Wednesday, January 20, 2010

Lemon Heart Cookies with Lemon Glaze


The other day my local market had for sale ( and on sale), tons of packaged up lemons. I'm talking about 10 lemons per package for like way way less than a dollar! So, there was no way I could leave all those lemons there for someone else! Nope. I had to have them..all! Now I'm on a mission to find some great recipes to make lemon everything.
This lemon cookie is very much like a shortbread cookie with lemon in the dough but the extra kick of delicious lemony flavor comes from the glaze you dip or spoon on top, ( depending on the consistency you like).
The cookies are wonderfully light, which comes from the combo of cornstarch and confectioners sugar. I urge you to give them a try. If you love lemon flavor, you'll love these!
Now I just have to figure out what the heck to do with about 30 more lemons! Hmm, lemon curd perhaps? Or lemon tart or lemon cake or lemonade or...
Lemon Heart Cookies with Lemon Glaze
3 cups flour
3 tbsp. cornstarch
3/4 tsp. salt
3 sticks unsalted butter
1 cup confectioners sugar
1 tbsp. lemon zest
1 1/2 tsp. lemon extract
1/4 tsp. almond extract
Glaze:
1 1/2 cups confectioners sugar
5 tsp. lemon juice ( I used alot more to get it thinner. Just keep adding juice til you like the consistency).
1 1/2 tsp. lemon zest
Preheat oven to 325.
1. Combine in a small bowl, flour, cornstarch and salt.
2. In mixer bowl, beat butter and sugar til creamy.

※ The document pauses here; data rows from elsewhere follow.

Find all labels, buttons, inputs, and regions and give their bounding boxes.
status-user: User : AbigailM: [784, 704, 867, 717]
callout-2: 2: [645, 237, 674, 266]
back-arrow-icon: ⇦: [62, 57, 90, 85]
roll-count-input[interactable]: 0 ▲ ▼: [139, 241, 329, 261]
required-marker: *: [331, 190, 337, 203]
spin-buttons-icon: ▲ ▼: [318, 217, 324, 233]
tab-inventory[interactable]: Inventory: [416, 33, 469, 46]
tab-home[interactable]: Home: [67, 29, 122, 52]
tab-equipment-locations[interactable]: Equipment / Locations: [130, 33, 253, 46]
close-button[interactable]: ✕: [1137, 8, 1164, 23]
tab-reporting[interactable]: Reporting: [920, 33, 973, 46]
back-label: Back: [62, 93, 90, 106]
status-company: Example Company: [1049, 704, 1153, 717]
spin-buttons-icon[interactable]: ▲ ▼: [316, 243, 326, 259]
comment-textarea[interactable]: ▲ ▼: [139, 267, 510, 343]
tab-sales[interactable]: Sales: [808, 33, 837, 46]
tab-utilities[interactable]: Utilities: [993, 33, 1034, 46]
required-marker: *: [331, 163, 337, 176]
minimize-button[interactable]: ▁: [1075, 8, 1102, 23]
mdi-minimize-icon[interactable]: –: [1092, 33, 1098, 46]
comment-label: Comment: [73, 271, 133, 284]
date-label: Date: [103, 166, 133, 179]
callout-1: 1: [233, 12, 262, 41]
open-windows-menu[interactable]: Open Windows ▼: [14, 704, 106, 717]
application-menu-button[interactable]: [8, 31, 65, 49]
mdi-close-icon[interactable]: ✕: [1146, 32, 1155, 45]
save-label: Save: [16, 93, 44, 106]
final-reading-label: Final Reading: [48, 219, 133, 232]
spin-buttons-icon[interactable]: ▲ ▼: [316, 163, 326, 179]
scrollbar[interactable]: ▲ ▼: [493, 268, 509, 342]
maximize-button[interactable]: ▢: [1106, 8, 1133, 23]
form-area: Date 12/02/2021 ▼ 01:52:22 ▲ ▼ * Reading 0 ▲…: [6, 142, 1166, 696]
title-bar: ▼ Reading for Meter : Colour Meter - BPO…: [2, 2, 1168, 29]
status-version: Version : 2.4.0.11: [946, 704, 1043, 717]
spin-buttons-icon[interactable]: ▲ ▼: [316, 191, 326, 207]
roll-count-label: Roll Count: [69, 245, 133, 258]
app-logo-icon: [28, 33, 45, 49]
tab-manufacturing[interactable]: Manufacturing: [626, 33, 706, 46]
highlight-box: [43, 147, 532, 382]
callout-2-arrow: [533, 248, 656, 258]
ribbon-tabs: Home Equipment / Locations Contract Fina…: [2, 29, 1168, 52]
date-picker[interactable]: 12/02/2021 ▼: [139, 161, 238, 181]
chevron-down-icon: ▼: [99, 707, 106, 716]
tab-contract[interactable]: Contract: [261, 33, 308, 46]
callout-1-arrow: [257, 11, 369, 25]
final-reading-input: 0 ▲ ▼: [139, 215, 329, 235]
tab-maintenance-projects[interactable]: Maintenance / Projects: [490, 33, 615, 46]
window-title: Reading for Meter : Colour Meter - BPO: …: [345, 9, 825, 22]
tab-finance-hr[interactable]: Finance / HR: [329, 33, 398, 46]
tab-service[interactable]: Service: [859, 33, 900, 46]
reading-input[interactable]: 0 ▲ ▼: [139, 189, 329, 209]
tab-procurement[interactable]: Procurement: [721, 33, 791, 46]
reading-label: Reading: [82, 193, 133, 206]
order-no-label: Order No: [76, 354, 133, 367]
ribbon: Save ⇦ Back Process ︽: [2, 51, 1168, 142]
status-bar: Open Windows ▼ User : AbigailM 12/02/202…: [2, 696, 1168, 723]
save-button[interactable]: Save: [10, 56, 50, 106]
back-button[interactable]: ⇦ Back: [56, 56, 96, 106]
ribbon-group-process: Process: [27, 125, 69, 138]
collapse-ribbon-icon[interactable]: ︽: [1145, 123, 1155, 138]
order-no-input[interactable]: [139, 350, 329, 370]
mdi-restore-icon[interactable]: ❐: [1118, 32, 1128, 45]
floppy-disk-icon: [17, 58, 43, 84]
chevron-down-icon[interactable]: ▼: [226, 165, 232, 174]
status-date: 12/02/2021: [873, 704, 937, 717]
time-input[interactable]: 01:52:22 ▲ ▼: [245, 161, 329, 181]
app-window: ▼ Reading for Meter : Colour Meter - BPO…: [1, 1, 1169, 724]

3. Beat in zest and extracts.
4. With mixer on low speed, add flour mixture and beat til combined. The mixture may seem dry at first but keep mixing on low and it will eventually come together and clean the sides of the mixer bowl.
5. Divide dough in half.
6. Roll out each half between 2 pieces of waxed paper to approx. 3/8" thickness.
7. Cut out heart shapes ( I used 3 different sizes, just for the heck of it!).
If the dough gets too soft, just pop it into the fridge for about 15 minutes.
8. Place 1" apart on ungreased baking sheets. ( I always sprinkle my ungreased sheets with a little sugar to prevent sticking).
9. Bake 15 minutes or til the edges brown slightly.
Glaze: Mix confectioners sugar, juice and zest til well blended and the correct consistency.
Dip cookie in glaze or spoon glaze on top of each cookie.
Allow cookie to cool and the glaze to set. Place waxed paper between layers to store.
Store in air tight containers for up to one week. Can be frozen up to one month.